BEIRUT, (Reuters) – The leader of Lebanon’s Hezbollah said his militant group was capable of striking any target in neighboring Israel, saying “the days when we fled and they did not are over”.
“Today we are not only able to hit Tel Aviv as a city but, God willing, we are able to hit specific targets in Tel Aviv and anywhere in occupied Palestine,” Sayyed Hassan Nasrallah said in a televised address.
“For every building destroyed in Dahiya, a building will be destroyed in Tel Aviv,” he said, referring to Hezbollah’s stronghold in a suburb of southern Beirut.
Nasrallah’s comments were some of his harshest words against Israel in several months, and came amid rising tensions between Israel and Hezbollah’s main backer, Iran.
Israel argues Iran’s nuclear enrichment project is being used to make an atomic bomb and has warned it could launch a strike to stop Tehran. Iran says its nuclear program is for civilian purposes.

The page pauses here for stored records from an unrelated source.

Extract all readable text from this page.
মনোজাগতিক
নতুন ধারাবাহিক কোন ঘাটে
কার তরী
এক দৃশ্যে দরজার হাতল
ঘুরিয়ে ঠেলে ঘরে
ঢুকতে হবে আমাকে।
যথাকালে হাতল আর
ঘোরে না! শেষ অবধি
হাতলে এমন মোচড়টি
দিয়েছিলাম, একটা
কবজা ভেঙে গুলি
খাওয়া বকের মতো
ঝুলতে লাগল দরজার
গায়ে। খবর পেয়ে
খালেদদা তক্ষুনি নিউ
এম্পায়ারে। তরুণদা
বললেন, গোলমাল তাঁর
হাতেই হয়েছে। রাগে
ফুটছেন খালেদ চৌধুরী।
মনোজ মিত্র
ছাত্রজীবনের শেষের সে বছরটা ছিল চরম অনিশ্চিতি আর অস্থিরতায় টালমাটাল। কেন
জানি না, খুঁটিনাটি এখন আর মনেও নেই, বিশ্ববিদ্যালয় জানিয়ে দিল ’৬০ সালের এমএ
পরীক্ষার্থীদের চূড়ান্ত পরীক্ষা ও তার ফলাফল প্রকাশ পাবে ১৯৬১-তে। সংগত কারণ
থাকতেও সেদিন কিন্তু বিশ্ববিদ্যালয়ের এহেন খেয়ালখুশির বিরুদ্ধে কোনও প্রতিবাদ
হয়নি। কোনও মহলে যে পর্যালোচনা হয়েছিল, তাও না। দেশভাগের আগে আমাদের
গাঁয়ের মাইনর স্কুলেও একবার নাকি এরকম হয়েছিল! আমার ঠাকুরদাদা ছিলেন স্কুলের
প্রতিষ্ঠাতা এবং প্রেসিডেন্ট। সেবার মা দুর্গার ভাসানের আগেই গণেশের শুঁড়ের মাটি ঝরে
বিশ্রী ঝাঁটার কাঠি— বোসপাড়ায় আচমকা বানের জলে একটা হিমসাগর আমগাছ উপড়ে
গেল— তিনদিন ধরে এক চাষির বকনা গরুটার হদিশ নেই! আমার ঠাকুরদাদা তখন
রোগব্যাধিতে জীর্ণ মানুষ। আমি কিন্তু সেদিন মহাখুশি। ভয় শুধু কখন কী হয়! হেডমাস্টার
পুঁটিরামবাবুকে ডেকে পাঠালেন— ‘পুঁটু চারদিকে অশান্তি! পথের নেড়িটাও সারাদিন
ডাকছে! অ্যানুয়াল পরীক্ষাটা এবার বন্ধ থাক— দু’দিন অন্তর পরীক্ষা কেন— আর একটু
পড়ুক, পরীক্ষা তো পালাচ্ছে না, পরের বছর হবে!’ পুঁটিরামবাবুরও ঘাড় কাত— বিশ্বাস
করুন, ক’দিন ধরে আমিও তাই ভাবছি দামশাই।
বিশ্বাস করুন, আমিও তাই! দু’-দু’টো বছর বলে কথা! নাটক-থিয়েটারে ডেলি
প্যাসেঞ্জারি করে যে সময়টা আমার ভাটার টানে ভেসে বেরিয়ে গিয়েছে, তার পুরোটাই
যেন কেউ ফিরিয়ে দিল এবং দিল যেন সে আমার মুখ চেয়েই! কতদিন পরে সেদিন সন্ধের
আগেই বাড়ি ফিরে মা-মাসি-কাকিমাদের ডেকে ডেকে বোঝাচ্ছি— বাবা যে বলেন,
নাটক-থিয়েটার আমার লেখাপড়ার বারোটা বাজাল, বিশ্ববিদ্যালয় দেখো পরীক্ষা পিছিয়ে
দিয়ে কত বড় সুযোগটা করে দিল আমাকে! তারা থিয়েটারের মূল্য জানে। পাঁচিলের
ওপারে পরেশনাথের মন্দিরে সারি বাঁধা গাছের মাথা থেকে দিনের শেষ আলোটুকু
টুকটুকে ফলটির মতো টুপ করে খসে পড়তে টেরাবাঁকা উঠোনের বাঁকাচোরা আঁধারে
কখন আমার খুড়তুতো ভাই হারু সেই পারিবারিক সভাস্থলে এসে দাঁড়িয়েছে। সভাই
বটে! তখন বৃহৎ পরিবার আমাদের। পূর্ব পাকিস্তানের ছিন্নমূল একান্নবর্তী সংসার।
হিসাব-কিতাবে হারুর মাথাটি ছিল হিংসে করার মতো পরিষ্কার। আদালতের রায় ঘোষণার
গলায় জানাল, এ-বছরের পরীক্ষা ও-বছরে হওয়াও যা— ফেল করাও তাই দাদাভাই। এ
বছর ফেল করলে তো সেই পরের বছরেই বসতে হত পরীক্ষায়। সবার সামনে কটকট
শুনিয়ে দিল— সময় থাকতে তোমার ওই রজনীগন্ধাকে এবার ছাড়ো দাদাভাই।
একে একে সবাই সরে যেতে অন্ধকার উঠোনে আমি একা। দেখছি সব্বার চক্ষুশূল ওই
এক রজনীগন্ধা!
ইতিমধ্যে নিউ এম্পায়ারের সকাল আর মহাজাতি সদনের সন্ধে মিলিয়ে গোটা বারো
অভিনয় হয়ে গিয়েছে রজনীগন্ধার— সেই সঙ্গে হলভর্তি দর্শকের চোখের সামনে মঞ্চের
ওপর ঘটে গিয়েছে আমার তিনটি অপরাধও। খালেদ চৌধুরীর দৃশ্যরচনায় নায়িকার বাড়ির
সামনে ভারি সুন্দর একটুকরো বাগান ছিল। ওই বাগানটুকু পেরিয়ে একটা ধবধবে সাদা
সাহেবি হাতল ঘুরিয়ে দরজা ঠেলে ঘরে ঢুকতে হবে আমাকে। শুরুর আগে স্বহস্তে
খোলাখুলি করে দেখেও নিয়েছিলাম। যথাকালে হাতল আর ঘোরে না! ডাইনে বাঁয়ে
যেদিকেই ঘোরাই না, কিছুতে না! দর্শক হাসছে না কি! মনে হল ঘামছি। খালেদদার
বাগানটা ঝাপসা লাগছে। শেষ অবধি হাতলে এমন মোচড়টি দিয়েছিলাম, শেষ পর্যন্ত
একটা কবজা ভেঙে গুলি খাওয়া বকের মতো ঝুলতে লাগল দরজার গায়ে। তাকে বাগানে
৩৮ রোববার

Hezbollah has long been seen as a proxy for Iran and Syria and many analysts believe that in the event of an Israeli attack on Iran, Hezbollah could return fire.
“The days when we were forced from our homes and they were not forced from theirs are over,” Nasrallah said, to cheers from a crowd of supporters watching his speech.
“The days when we were afraid and they were not are over,” he said. “And we say to them: The time has come when we will remain and you will be the ones who disappear.”
Hezbollah is both a powerful political party and militant group in Lebanon and fought a war with Israel in 2006. The group claimed it won a victory even though Lebanon suffered high casualties and many areas were heavily bombed.
Nasrallah was speaking at an event to mark the completion of Hezbollah’s renovation projects for neighborhoods in southern Beirut that were damaged by Israeli bombing in the 2006 war.